Even opponents of armed republicanism such as Ruth Dudley Edwards, John A. Murphy, and Fintan O'Toole in this newspaper, have recently argued that there are moral as well as political reasons why the murderers - and I use the word deliberately - of Detective Garda Jerry McCabe should benefit from the early-release programme. There might indeed be political arguments for releasing these cheery, unrepentant killers from their easy servitude of home-cooked foods, Chinese take-aways and complete freedom of association; but there are no moral arguments.
"Justice," Fintan O'Toole wrote recently, "isn't only about retribution. It is also about consistency. To treat those who are guilty of similar crimes in fundamentally different ways is unjust. To demand that others bear burdens we ourselves regard as unbearable is immoral. If some of the prisoners who were released from the Maze . . . escape the full retribution for their actions, then so must the killers of Jerry McCabe."
Immorality
I have long known that this peace process involved an often weird and wonderful vocabulary, but I had not until this passage expected that those who support the rule of law in this jurisdiction might thus be accused of immorality. But we know this peace process is not about justice or morality or consistency. It is a morally selective solution to a moral quandary we do not otherwise know how to escape from; yet Pearse McCauley, killer, remains in a class apart. He has already been given the credit of any doubt by this peace process. And deserves no more. For when he and his gang killed Jerry McCabe, they knew an amnesty was imminent. That is why so carelessly and carefully they butchered a good man serving his country, confident that they would soon be free.
This creature has repeatedly been released from jail, and not always lawfully. He escaped from prison in London in 1991, during which either he or a fellow terrorist shot an inconvenient motorist who got in the way. Tsk tsk; these pesky civilians. Two years later, he was arrested in the Republic in possession of a revolver, and sentenced to seven years imprisonment, but released on the orders of the government as part of its peace process propitiation. He was then arrested by gardai on extradition warrants issued for his terrorist-escapades in London. But again he was released because, apparently, any appeal against extradition might have lasted 12 to 18 months.

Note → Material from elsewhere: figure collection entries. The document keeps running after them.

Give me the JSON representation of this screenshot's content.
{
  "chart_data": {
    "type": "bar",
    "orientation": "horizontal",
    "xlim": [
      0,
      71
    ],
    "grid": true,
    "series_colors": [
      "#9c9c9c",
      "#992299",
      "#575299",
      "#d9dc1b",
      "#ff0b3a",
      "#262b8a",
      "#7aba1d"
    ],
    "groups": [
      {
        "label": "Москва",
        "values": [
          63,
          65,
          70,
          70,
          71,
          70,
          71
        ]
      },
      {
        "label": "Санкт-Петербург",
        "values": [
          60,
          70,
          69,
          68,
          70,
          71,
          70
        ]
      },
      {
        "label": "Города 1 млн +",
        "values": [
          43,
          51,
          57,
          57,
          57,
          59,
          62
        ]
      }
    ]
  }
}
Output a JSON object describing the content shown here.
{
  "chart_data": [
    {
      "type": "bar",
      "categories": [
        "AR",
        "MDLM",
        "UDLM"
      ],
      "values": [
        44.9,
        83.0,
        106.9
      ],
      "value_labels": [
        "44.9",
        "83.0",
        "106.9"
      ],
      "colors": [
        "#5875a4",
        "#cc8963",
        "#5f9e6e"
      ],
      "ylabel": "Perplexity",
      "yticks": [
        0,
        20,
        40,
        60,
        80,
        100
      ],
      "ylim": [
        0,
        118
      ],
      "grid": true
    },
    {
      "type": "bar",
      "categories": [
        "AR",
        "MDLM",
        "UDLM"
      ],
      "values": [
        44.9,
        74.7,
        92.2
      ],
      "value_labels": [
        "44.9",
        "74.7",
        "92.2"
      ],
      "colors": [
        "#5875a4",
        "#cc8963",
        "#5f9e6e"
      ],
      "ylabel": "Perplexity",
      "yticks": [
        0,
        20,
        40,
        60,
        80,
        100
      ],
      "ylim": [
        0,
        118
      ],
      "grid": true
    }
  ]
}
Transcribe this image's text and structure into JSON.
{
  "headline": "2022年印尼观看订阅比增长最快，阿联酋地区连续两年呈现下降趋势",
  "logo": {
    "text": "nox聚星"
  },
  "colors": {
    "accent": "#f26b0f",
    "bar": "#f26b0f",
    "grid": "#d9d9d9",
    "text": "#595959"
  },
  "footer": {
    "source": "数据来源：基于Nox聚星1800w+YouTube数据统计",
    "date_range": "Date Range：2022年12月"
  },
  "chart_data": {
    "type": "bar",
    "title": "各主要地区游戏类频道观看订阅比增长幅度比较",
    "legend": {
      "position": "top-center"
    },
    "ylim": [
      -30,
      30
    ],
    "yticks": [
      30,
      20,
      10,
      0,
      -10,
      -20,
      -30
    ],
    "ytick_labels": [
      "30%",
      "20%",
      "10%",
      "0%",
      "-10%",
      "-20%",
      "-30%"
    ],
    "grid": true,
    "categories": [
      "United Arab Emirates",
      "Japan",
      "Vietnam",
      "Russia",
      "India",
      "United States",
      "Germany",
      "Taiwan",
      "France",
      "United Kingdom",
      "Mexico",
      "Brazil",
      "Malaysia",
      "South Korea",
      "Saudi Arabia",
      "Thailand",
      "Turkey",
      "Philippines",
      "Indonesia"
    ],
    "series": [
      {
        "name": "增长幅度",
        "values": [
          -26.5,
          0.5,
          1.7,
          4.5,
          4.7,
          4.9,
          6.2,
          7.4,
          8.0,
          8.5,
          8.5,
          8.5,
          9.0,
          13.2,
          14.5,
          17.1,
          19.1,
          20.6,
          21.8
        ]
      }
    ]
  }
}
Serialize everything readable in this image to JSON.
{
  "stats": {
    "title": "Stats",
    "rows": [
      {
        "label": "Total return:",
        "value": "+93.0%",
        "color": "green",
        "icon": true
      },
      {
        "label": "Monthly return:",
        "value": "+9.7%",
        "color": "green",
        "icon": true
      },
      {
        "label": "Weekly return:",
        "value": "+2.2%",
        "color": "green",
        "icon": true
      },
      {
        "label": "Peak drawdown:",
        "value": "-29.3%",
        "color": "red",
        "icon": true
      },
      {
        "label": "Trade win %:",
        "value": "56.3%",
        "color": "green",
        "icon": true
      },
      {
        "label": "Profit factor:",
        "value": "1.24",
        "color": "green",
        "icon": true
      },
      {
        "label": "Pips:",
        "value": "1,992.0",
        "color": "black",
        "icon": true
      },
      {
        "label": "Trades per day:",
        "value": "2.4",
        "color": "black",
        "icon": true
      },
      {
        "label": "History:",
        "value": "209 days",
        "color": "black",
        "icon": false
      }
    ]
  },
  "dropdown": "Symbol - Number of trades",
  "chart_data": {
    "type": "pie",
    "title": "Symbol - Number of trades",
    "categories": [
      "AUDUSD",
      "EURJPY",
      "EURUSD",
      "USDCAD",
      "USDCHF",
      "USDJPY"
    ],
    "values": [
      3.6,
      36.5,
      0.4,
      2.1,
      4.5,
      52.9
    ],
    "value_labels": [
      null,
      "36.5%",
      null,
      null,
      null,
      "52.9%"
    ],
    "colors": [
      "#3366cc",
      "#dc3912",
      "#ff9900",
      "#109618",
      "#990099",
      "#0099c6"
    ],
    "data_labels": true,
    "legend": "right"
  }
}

Make sense of that if you will. I confess, I cannot. All I know for sure is that this specimen, who had already benefited hugely from state and judicial largesse in the course of this peace process, then went on to be party to the coldblooded and deliberate murder of a servant of the State, Jerry McCabe. This wicked deed was then followed by the grossest intimidation of prosecution witnesses the Special Criminal Court has yet experienced throughout its existence, causing charges of capital murder to be diluted into ones of mere manslaughter.
Small-print
Pearse McCauley might well in the end be released sooner than he deserves. But we should not be ashamed of using whatever small-print is available to keep him in custody as long as possible. Have not Sinn Fein-IRA deployed their enormous casuistical skills to the full to justify their non-surrender of weaponry? Why shouldn't we do the same to one such as McCauley? After all, there are no moral absolutes either in the conduct of conflict, or in the ending of it.
Just as all wars are the implementation of a pragmatic selective immorality, their conclusion tends to be woven from the same rank cloth. Absolute morality demands justice for all the innocent dead. Pragmatic morality - such as that which underpins the peace process - recognises that some injustice must go unpunished. This is legally and morally inconsistent, yet this inconsistency is the very criticism made of those, such as myself, who take a hard line towards the McCabe killers.
No consistency
Injustice to the victims of terrorism has been the engine of this peace process. So too has the injustice done to various perpetrators: the convicted killer of 20 years ago who served his full sentence must see the convicted killer of 1998 stand at the gates of the Maze, chortling and free. So be it; but at least uncritical supporters of the peace process might spare us claims about their moral consistency. There is neither consistency, clarity nor parity when war is brought to a negotiated end, merely inconsistency, expediency and convenient amnesia. Yet even in the resulting fudge and ethical evasion, terrorists must finally submit to the resolve of democrats.
Instead, we read that Sinn Fein is demanding the release of the murderers of Jerry McCabe as a pre-condition to an election deal with Fianna Fail. Apparently, Fianna Fail must undo the wrong it has done to poor blameless Pearse McCauley before being allowed into government by Sinn Fein. The shocking truth is that Fianna Fail would rather form a government with an organisation whose armed wing has murdered members of our security forces than it would with its fellow-democrats of Fine Gael.
Thus this country might soon be governed by the dispensation of a secret army council, which stands for neither election nor dissent, and which is in government simply because it shares the same ancient tribal gods as Fianna Fail. In other words, voodoo, with unrepentant terrorists in office in both parts of Ireland. Which, since it has a certain Tonton Macoute moral consistency, must be just fine.